The fallout from MLK closing will mean somewhat increased volume for surrounding hospitals, but in large part it'll just mean that those patients won't get medical care at all. A lot of them don't have decent transportation to get to the hospitals further away.
 
How many residents will be displaced from the closing?
 
How many residents will be displaced from the closing?

250 of us all got fired on July 1st. Those of us with any sense, and the ability to leave did so before then.

California Hospital is a Level II trauma center, and they opened their trauma center at the same time MLK closed theirs.
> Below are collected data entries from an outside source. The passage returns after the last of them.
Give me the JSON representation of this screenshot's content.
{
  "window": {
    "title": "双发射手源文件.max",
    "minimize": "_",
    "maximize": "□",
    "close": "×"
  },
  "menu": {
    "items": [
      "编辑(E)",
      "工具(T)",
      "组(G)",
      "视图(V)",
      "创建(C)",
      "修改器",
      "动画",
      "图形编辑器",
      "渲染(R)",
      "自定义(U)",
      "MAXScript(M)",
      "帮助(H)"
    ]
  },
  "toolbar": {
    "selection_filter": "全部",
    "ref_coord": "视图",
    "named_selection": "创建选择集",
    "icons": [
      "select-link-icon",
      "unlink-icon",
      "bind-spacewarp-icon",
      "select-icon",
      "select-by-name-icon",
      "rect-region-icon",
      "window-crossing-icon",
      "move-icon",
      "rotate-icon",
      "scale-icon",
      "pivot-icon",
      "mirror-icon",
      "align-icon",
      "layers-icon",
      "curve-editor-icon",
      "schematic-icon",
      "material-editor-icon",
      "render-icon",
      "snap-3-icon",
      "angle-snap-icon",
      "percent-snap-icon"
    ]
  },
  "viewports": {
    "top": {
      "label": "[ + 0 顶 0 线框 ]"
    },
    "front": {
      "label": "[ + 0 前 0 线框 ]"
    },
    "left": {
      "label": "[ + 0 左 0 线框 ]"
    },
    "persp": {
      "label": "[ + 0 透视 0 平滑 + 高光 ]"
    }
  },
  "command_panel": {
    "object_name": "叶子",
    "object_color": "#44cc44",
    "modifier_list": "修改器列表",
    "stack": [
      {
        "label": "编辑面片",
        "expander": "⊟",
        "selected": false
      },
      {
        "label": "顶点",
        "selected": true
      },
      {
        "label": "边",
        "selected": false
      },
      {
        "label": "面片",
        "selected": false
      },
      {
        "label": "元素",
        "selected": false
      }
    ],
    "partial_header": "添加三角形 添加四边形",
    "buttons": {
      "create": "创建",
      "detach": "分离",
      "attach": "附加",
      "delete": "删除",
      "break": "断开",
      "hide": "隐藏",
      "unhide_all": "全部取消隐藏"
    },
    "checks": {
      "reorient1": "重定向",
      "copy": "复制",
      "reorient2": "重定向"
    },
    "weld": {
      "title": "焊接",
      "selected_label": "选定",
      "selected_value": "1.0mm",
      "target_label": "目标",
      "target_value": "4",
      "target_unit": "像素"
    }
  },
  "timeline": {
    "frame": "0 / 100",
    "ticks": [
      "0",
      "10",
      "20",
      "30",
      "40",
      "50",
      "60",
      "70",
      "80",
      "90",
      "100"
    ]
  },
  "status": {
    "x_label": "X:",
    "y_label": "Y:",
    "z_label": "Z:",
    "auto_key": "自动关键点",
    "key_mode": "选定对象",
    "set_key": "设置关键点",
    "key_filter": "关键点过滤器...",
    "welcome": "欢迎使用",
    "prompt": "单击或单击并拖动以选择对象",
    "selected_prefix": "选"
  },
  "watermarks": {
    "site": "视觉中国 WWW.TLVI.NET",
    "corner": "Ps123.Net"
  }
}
As a result, they now get the bulk of the trauma that MLK used to get. We rotated there between December-July of this year, and it was the second busiest trauma center in LA County (just barely under USC). It was a great place to do a rotation. There had been plans to move the entire residency to California, and both administration and surgery were on board. JJ&R and the EM administration killed the deal though.

As far as Emergency services go, MLK was actually more efficient than USC or Harbor-UCLA. Our wait times were significantly less (on average 6 hours) than both other facilities. The surrounding EDs have no capacity to absorb the displaced patients. St. Francis, Centinela, Downey, and Harbor are all at capacity. Additionally the wait time for elective surgery at L.A. County facilities was measured in months before the closure of MLK, and is going to get worse.

All in all, L.A. is pretty much screwed.
 
California Hospital got their Level I accreditation shortly after MLK lost theirs.

So JJ&R took over that contract at California Hospital? Interesting. CEP walked away from that one because the payer mix wasn't good enough.